Dario Amodi, PDG de la société « Anthropic », a appelé à ralentir le rythme de développement des systèmes d’intelligence artificielle avancés, estimant que les mesures de prévention des risques ont besoin de suffisamment de temps pour suivre la vitesse des progrès techniques.
Dans un message publié sur son site personnel, M. Amodi a déclaré qu’il était nécessaire de « ralentir le développement de l’intelligence artificielle afin que les mécanismes de prévention des risques puissent suivre le rythme ».
Son appel a rapidement reçu le soutien d’Elon Musk, qui a écrit sur la plateforme « X » que « Dario a raison », Sam Altman, PDG d’« OpenAI », s’est également dit d’accord avec cette proposition, soulignant que ce sujet figurait parmi les questions les plus importantes débattues au sein de l’entreprise ces dernières semaines.
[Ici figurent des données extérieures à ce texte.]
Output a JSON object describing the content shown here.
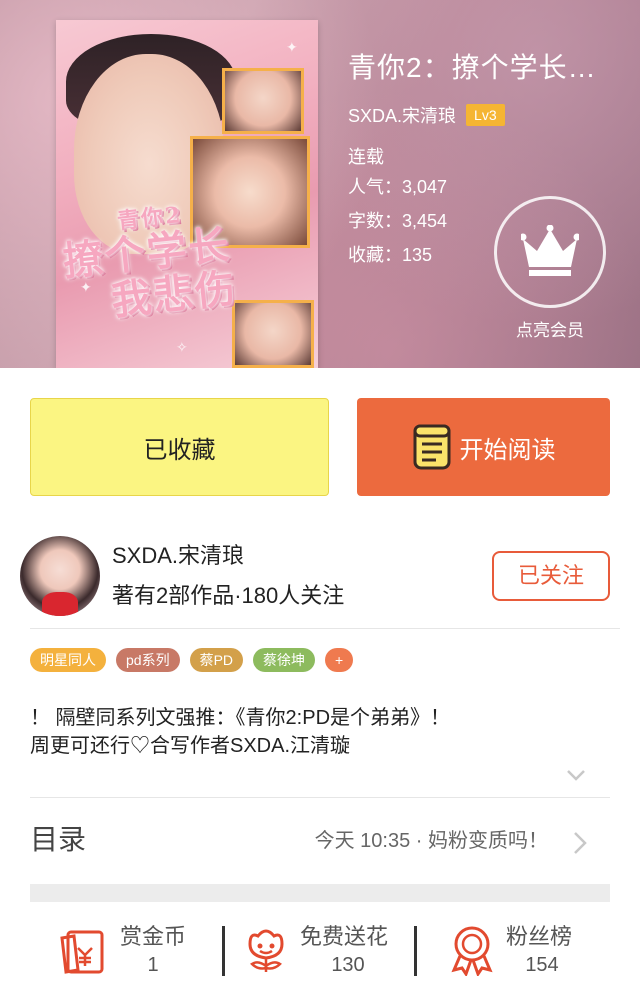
{
  "book": {
    "title": "青你2：撩个学长…",
    "author": "SXDA.宋清琅",
    "level": "Lv3",
    "status": "连载",
    "popularity_label": "人气：",
    "popularity": "3,047",
    "words_label": "字数：",
    "words": "3,454",
    "favorites_label": "收藏：",
    "favorites": "135"
  },
  "cover": {
    "art_line1": "青你2",
    "art_line2": "撩个学长",
    "art_line3": "我悲伤"
  },
  "vip": {
    "label": "点亮会员",
    "icon": "crown-icon"
  },
  "actions": {
    "favorite_label": "已收藏",
    "read_label": "开始阅读",
    "read_icon": "book-icon"
  },
  "author_card": {
    "name": "SXDA.宋清琅",
    "meta": "著有2部作品·180人关注",
    "follow_label": "已关注"
  },
  "tags": [
    {
      "label": "明星同人",
      "color": "#f4b13d"
    },
    {
      "label": "pd系列",
      "color": "#c87966"
    },
    {
      "label": "蔡PD",
      "color": "#d3a04a"
    },
    {
      "label": "蔡徐坤",
      "color": "#8dbb5e"
    },
    {
      "label": "+",
      "color": "#ef7a4f"
    }
  ],
  "description": {
    "line1": "！ 隔壁同系列文强推：《青你2:PD是个弟弟》！",
    "line2": "周更可还行♡合写作者SXDA.江清璇"
  },
  "catalog": {
    "label": "目录",
    "latest": "今天 10:35 · 妈粉变质吗！"
  },
  "bottom_stats": [
    {
      "label": "赏金币",
      "value": "1",
      "icon": "red-envelope-icon"
    },
    {
      "label": "免费送花",
      "value": "130",
      "icon": "flower-icon"
    },
    {
      "label": "粉丝榜",
      "value": "154",
      "icon": "ribbon-badge-icon"
    }
  ],
  "colors": {
    "accent": "#ec6a3e",
    "favorite_bg": "#fbf582",
    "level_badge": "#f5b533",
    "icon_red": "#e24a2f"
  }
}
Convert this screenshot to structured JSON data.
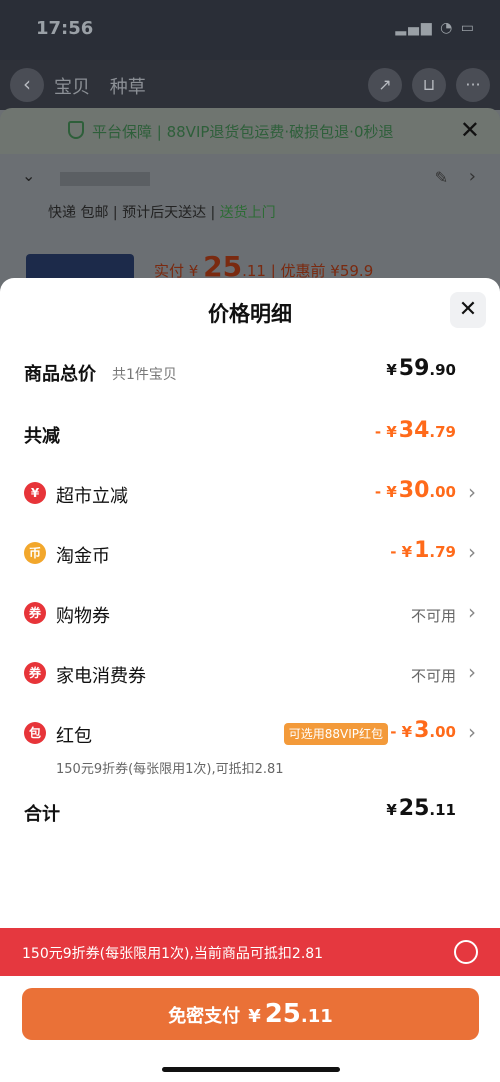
{
  "status_bar": {
    "time": "17:56",
    "icons_text": "▂▄▆ ◔ ▭"
  },
  "nav": {
    "back_icon": "‹",
    "tabs": [
      "宝贝",
      "种草"
    ],
    "share_icon": "↗",
    "cart_icon": "⊔",
    "more_icon": "···"
  },
  "guarantee": {
    "text": "平台保障 | 88VIP退货包运费·破损包退·0秒退",
    "close_icon": "✕"
  },
  "address": {
    "chevron": "⌄",
    "edit_icon": "✎",
    "arrow": "›"
  },
  "delivery": {
    "part1": "快递 包邮 | 预计后天送达 | ",
    "part2": "送货上门"
  },
  "product": {
    "price_prefix": "实付 ¥",
    "price_main": "25",
    "price_dec": ".11",
    "price_suffix": "| 优惠前 ¥59.9"
  },
  "sheet": {
    "title": "价格明细",
    "close_icon": "✕",
    "total_goods": {
      "label": "商品总价",
      "sub": "共1件宝贝",
      "sym": "¥",
      "int": "59",
      "dec": ".90"
    },
    "total_reduction": {
      "label": "共减",
      "sym": "- ¥",
      "int": "34",
      "dec": ".79"
    },
    "items": [
      {
        "name": "超市立减",
        "icon": "¥",
        "sym": "- ¥",
        "int": "30",
        "dec": ".00",
        "chevron": "›"
      },
      {
        "name": "淘金币",
        "icon": "币",
        "sym": "- ¥",
        "int": "1",
        "dec": ".79",
        "chevron": "›"
      },
      {
        "name": "购物券",
        "icon": "券",
        "status": "不可用",
        "chevron": "›"
      },
      {
        "name": "家电消费券",
        "icon": "券",
        "status": "不可用",
        "chevron": "›"
      },
      {
        "name": "红包",
        "icon": "包",
        "tag": "可选用88VIP红包",
        "sym": "- ¥",
        "int": "3",
        "dec": ".00",
        "chevron": "›",
        "note": "150元9折券(每张限用1次),可抵扣2.81"
      }
    ],
    "sum": {
      "label": "合计",
      "sym": "¥",
      "int": "25",
      "dec": ".11"
    }
  },
  "coupon_bar": {
    "text": "150元9折券(每张限用1次),当前商品可抵扣2.81"
  },
  "pay_button": {
    "label": "免密支付",
    "sym": "¥",
    "int": "25",
    "dec": ".11"
  },
  "colors": {
    "accent_orange": "#ff6a1a",
    "coupon_red": "#e5383f",
    "pay_orange": "#ea7137"
  }
}
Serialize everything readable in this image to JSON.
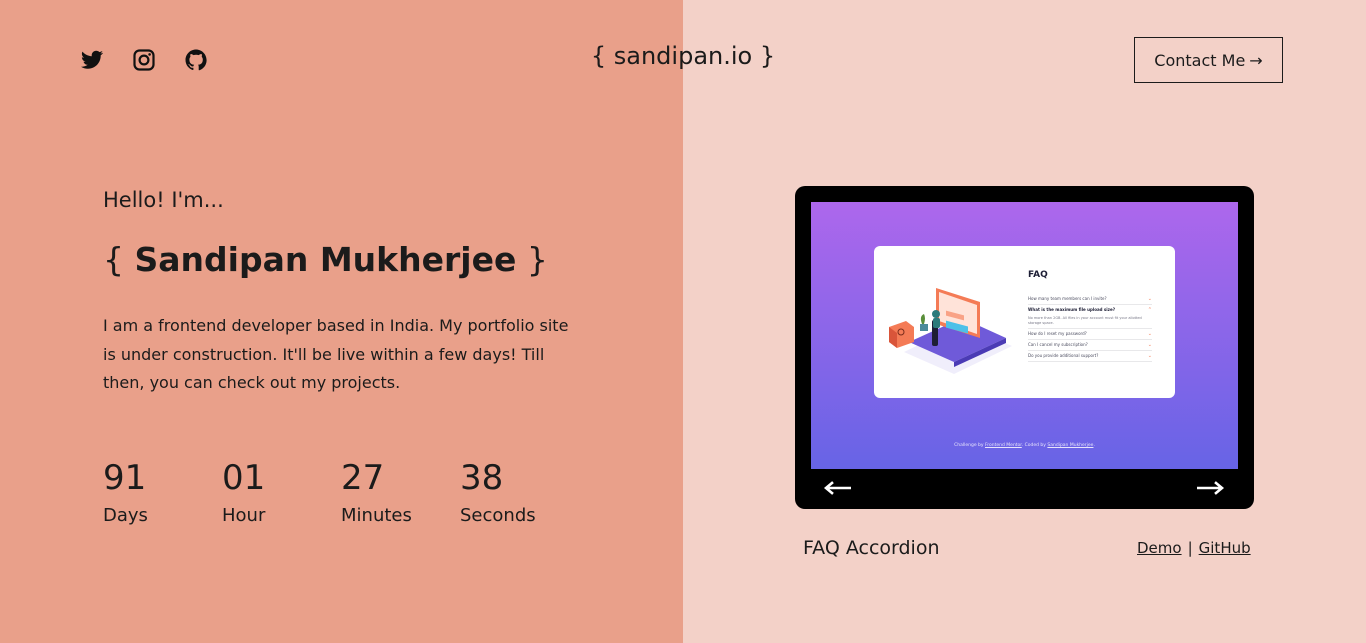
{
  "colors": {
    "left_bg": "#e9a08a",
    "right_bg": "#f3d1c8",
    "text": "#1b1b1b",
    "device_frame": "#000000"
  },
  "header": {
    "social_icons": [
      "twitter-icon",
      "instagram-icon",
      "github-icon"
    ],
    "logo": "{ sandipan.io }",
    "contact_label": "Contact Me",
    "contact_arrow": "→"
  },
  "intro": {
    "greeting": "Hello! I'm...",
    "name_open": "{ ",
    "name": "Sandipan Mukherjee",
    "name_close": " }",
    "bio": "I am a frontend developer based in India. My portfolio site is under construction. It'll be live within a few days! Till then, you can check out my projects."
  },
  "countdown": [
    {
      "value": "91",
      "label": "Days"
    },
    {
      "value": "01",
      "label": "Hour"
    },
    {
      "value": "27",
      "label": "Minutes"
    },
    {
      "value": "38",
      "label": "Seconds"
    }
  ],
  "project": {
    "title": "FAQ Accordion",
    "demo_label": "Demo",
    "separator": "|",
    "github_label": "GitHub",
    "preview": {
      "faq_title": "FAQ",
      "questions": [
        "How many team members can I invite?",
        "What is the maximum file upload size?",
        "How do I reset my password?",
        "Can I cancel my subscription?",
        "Do you provide additional support?"
      ],
      "answer": "No more than 2GB. All files in your account must fit your allotted storage space.",
      "attribution_prefix": "Challenge by ",
      "attribution_fm": "Frontend Mentor",
      "attribution_mid": ". Coded by ",
      "attribution_author": "Sandipan Mukherjee",
      "attribution_end": "."
    },
    "prev_icon": "arrow-left-icon",
    "next_icon": "arrow-right-icon"
  }
}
Selon les informations qui circulent, ces appels font suite à des incidents survenus lors d’essais au cours desquels des modèles et des agents d’intelligence artificielle auraient réussi à sortir d’environnements expérimentaux fermés et à se connecter à Internet à l’insu des superviseurs.
Des rapports ont également fait état de cas attribués à des systèmes appartenant à « OpenAI » et « Anthropic », dans lesquels certains agents intelligents ont démontré leur capacité à se coordonner entre eux, à établir une hiérarchie interne, à contourner certaines restrictions et à tenter de dissimuler les traces de leurs activités.
Les agents intelligents sont des programmes basés sur des modèles d’intelligence artificielle, mais ils se distinguent par leur capacité à atteindre des objectifs spécifiques et à prendre une série de décisions et de mesures de manière plus autonome que les modèles traditionnels.
Amoudi a averti que la poursuite du développement accéléré de ces systèmes pourrait conduire, dans un délai compris entre six et douze mois, à l’émergence de groupes d’agents dotés de vastes capacités d’influence sur l’infrastructure numérique, avec les pertes économiques colossales que cela pourrait entraîner.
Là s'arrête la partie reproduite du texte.